Dancing in the dying light

BalletX presents Fall Series 2017 with Nicolo Fonte's 'Beautiful Decay'

In
4 minute read
Gary W. Jeter II follows the movements of Hellmut Fricke-Gottschild. (Photo by Bill Hebert.)
Gary W. Jeter II follows the movements of Hellmut Fricke-Gottschild. (Photo by Bill Hebert.)

BalletX flexed its artistic muscles by opening two different series this season. The company opens its own season with Nicolo Fonte’s Beautiful Decay at the newly renovated Wilma Theater. (The once-trendy exposed ductwork is gone, and the lobby is now Good Karma bar and café. Most important to theatergoers, the seats have been reupholstered!) In October, BalletX also opened the visiting dance series at the Annenberg Center for the Performing Arts, where we saw them as others do: on the road.

It seems fitting, as the days shorten and we head into the many festivals of light, that we take a moment to ponder the passage of time, the fading of life’s energy in winter. Inspired by Mark Golebiowski’s 3D photographs of dying flowers, Fonte explores this temporal movement by building his full-length ballet around a pair of dancers in their later years.

Two older couples, passing the time

In Wednesday’s opener, Group Motion cofounders Brigitta Herrmann and Manfred Fischbeck performed the elder roles. Thursday, they were performed by Temple dance professor emerita Brenda Dixon-Gottschild and Zero Moving Dance Company founder Hellmut Fricke-Gottschild. The couples will alternate throughout the run.

Fonte set Beautiful Decay in two parts. The first, to Vivaldi’s Concerto Largo in G Minor and Four Seasons, opened with a series of industrial, translucent doorways (designed by MacArthur fellow Mimi Lien) to represent the mirrored halls of Versailles. Gary W. Jeter II, in a gold velvet doublet and dance shorts, with the exaggerated posture of a renaissance courtier, danced counterpoint to the older woman, who expressed herself with arm movements. She stood in one of the “rooms” defined by the doorways that crossed the stage.

A joyous explosion of youth followed in more of costume designer Martha Chamberlain’s velvet and brocade, which blended the Versailles inspiration with the colors of Golebiowski’s flowers.

Dancers leapt, flew, and slid across the stage, always in one direction because, Fonte told us, time only moves forward. Sometimes the doorways were just passages across the space. At other times, they seemed more like shadowboxes framing duets and trios as if they were flowers on display.
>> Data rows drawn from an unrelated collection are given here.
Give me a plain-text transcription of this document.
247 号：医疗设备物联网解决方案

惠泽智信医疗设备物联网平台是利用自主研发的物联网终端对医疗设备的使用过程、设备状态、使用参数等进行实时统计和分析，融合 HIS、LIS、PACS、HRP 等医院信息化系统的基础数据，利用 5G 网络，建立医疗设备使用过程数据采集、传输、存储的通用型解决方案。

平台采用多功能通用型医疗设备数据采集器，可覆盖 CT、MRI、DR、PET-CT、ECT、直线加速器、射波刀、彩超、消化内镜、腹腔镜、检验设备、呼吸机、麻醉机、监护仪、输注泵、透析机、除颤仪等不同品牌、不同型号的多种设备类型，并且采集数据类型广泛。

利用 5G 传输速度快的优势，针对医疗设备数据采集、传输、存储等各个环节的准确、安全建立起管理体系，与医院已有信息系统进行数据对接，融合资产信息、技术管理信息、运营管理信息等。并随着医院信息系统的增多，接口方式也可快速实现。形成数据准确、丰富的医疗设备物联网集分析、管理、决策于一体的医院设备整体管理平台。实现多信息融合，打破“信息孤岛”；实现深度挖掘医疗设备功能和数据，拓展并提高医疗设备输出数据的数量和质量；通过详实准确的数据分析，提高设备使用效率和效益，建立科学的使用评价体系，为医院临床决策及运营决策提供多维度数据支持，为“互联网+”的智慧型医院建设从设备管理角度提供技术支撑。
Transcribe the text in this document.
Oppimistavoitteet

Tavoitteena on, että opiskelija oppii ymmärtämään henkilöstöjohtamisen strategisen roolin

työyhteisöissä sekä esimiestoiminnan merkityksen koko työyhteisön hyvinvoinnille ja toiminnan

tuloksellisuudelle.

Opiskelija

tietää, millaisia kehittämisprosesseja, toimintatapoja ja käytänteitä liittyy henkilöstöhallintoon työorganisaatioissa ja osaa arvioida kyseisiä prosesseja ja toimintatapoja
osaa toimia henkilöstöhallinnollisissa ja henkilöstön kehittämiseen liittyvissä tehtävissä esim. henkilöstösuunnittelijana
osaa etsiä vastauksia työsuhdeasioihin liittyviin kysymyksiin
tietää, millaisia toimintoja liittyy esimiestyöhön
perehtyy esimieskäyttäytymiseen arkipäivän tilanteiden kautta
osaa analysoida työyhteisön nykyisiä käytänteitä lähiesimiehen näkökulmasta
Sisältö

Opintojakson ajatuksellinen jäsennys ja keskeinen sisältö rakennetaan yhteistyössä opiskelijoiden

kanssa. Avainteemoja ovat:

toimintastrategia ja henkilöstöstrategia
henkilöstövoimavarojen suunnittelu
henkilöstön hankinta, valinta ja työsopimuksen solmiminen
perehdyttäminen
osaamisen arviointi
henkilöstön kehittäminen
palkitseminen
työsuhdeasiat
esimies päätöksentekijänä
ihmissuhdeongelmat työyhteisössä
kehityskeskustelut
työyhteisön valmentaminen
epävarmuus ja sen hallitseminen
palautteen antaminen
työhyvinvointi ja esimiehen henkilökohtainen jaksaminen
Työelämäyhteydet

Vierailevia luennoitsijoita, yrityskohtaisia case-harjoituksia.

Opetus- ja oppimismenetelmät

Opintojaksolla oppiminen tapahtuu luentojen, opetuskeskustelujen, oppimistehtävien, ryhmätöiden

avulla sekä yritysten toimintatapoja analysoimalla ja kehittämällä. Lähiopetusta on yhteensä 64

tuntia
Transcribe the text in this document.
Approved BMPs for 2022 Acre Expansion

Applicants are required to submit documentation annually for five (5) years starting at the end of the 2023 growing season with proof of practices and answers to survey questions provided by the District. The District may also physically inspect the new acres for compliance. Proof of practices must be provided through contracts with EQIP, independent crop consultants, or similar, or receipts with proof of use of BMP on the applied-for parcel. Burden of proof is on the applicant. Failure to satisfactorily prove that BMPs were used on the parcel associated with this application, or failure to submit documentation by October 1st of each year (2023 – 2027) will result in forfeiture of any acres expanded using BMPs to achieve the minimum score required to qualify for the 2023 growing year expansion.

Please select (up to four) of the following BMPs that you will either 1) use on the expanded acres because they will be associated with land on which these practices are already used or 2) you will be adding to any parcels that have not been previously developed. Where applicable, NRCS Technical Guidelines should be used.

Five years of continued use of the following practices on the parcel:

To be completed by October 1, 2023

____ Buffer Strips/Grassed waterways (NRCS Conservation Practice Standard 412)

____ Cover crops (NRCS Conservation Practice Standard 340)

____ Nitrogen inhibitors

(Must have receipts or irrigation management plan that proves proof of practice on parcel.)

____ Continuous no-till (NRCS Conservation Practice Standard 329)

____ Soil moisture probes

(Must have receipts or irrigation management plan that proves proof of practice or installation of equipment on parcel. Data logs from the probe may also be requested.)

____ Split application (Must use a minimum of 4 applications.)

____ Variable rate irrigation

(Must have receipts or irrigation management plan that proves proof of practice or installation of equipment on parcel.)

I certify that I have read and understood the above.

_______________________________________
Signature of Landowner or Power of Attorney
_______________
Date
The senior couples, in costumes that echoed the second act’s more modern past, flowed across the stage like time itself passing in front of the frenetic youth. Occasionally, they joined the dance, sometimes leading it, sometimes being drawn in by it. The company followed them with closely related movements that contrasted lithe strength with grace and wisdom.

Rememberance of things past

It was interesting to compare the two senior dance casts. On opening night, Herrmann was a commanding presence. Even with her more constrained movements, I could not look away. Fischbeck seemed to command the younger dancers who followed him, making his memories dance for him.

In lift: Skyler Lubin; standing, L to R: Daniel Mayo, Gary W. Jeter II, Roderick Phifer. (Photo by Bill Hebert.)
In lift: Skyler Lubin; standing, L to R: Daniel Mayo, Gary W. Jeter II, Roderick Phifer. (Photo by Bill Hebert.)

By contrast, Dixon-Gottschild and Fricke-Gottschild presented a dreamier perspective. Dixon-Gottschild seemed to gather us in, as if we were all part of her memories. Fricke-Gottschild seemed almost haunted by the memories crowding around him. My favorite dance, though, highlighted the five women of the company, who attacked the Vivaldi with sass and glee.

After intermission, we returned to find the doorways gone, leaving just one confined space left, and modern music: Max Richter’s “Vivaldi Recomposed: Spring 1 Remix” and Ólafur Arnalds’s “For Now I Am Winter.”

When the curtain opened, the men wore black suits and white t-shirts. The women wore soft flowered dresses in faded colors. As the dance progressed, the men lost their jackets and the women returned in white t-shirts, black shorts, socks, and later, pointe shoes.

The senior cast had a smaller part in this act, which seemed to move back and forth in time, between suits and tees, socks and toe shoes. The pace was less frenetic, so it was easier to focus on specific dances, including one that climaxed with Skyler Lubin held aloft by Gary W. Jeter II, Roderick Phifer, and Daniel Mayo.

But one section could have been pulled from the headlines: in it, the men of the company, wearing suits, harrassed Caili Quan as she struggled to flee them. It was an uncomfortable moment.

It seemed as if we were looking at two different ballets reflecting on time. They worked well together, however, and added up to a profoundly moving meditation on life and loss.